Grace looked up as Travis and Deirdre approached. Her face was hard and bloodless, and Travis stopped in his tracks. He glanced at Deirdre, whose expression was grim, then back to Grace and Farr.
“He’s gone,” Grace said before he could speak.
Perhaps there was enough of her Weirding left in this place for her to Touch and speak to him, or perhaps it was simply the instinct that comes with urgency and closeness. Either way, when Travis spoke the word, a numbness filled him: the coldness of truth.
“Beltan.”
27.
Minutes later they sat in the comfortably upholstered interior of a black limousine as the streets of Denver moved like shades beyond the tinted windows. On the other side of the driver’s partition, a silhouette piloted the vehicle with skilled, anonymous assurance.
Travis sat next to Deirdre, his hand resting on top of hers in what had begun as an unconscious motion only to continue in an active desire to hold on to something real, solid. On the seat opposite sat Grace and Hadrian Farr. The Seeker was as handsome and elegantly disheveled as Travis remembered, the strong line of his jaw shadowed by a day’s worth of stubble, the sleeves of his white shirt rolled up, his chinos rumpled but well tailored. He was twilight next to Grace’s bright afternoon, dark and sensual where she was chiseled and regal. It was hard not to notice that they looked striking together.

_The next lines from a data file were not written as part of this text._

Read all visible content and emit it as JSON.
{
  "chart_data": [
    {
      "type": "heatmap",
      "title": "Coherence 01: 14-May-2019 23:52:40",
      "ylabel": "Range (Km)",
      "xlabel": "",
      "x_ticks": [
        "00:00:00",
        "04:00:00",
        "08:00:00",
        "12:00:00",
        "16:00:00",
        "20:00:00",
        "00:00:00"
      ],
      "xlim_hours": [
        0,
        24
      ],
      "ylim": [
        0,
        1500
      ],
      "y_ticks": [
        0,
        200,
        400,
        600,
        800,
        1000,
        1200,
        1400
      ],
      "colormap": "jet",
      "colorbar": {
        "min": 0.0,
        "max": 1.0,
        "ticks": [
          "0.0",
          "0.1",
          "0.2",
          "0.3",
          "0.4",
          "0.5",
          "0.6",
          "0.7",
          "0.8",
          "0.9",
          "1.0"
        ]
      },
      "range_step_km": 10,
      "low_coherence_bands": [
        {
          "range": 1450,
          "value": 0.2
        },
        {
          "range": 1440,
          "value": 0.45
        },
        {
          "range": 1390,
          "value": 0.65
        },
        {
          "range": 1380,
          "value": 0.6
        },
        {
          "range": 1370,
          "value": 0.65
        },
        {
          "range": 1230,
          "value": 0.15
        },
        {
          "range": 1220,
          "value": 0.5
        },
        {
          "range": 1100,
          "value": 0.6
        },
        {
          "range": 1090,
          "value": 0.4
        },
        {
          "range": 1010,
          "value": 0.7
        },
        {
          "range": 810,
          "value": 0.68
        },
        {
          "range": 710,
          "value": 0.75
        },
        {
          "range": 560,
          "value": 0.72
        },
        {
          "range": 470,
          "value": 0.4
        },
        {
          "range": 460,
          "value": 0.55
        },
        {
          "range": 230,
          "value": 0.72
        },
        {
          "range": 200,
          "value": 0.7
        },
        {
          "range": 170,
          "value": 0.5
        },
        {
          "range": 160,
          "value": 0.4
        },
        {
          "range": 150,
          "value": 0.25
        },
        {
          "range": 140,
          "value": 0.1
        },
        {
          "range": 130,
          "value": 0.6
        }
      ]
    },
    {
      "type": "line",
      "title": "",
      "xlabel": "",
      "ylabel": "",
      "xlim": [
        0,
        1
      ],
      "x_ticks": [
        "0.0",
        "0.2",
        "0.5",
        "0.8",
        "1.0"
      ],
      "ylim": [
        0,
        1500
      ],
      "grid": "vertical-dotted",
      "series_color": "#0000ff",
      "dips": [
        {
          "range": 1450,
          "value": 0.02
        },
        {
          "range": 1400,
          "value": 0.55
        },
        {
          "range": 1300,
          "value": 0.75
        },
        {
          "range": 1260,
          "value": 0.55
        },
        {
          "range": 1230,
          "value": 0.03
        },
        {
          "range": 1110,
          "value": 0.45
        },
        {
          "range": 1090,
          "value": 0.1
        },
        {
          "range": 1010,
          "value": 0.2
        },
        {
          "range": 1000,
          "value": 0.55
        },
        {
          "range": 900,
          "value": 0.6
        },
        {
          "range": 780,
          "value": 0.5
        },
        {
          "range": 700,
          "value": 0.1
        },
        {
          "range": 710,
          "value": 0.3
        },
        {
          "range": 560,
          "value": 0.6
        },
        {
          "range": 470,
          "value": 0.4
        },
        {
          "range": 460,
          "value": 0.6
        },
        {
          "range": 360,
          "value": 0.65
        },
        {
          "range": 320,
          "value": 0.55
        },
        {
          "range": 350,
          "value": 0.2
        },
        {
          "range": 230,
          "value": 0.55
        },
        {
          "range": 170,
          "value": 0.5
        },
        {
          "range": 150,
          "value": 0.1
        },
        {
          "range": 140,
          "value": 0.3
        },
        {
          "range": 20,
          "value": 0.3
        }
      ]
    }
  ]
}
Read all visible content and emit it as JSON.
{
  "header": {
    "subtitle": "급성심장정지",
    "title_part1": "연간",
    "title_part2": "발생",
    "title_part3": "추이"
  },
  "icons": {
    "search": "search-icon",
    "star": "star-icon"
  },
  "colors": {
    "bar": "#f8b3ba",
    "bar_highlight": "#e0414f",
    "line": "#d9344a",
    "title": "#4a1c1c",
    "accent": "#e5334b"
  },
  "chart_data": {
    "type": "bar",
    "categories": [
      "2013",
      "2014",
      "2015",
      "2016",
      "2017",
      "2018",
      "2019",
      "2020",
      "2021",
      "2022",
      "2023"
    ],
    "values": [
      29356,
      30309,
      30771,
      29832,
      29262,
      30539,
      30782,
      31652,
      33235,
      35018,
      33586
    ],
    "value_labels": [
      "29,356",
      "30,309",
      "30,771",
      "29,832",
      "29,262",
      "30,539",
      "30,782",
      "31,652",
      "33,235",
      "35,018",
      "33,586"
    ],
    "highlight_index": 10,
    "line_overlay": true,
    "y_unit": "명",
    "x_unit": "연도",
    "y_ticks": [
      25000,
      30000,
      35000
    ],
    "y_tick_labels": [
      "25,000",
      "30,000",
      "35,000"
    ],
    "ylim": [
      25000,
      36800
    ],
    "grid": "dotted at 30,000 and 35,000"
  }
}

Farr and Deirdre explained what they knew. It was precious little. Upon their arrival that morning, they had gone to Denver Memorial to confirm that the hospital was secure.
“And just to see him,” Deirdre said, eyes shining. “To look at someone born on a world other than Earth.”
Despite the tightness in his chest, Travis laughed. “You know, they put their breeches on one leg at a time just like we do.” All the same, he understood her.
However, instead of Beltan, the Seekers had found a crime scene. Travis and Grace listened in silence as the two Seekers described what had happened last night—and what had been kept from the hospital staff until that morning, not long after Travis’s shift had ended.
Just after 7:00 P.M., a resident and a nurse ran to Room CA-423 in answer to a heart-monitor alarm. However, when they entered the room, they did not find what they expected: the coma patient seizing, or perhaps dead. Instead, the patient’s bed had been empty. IV tubes and monitor leads had been torn out. Only as they came around the bed had they seen the other in the room: the real code blue.
“He was a third-year resident at the hospital,” Farr said, flipping through a file folder. “His name was … his name was Dr. Rohan Chandra.”
Grace nodded. “I knew him. Not well, of course.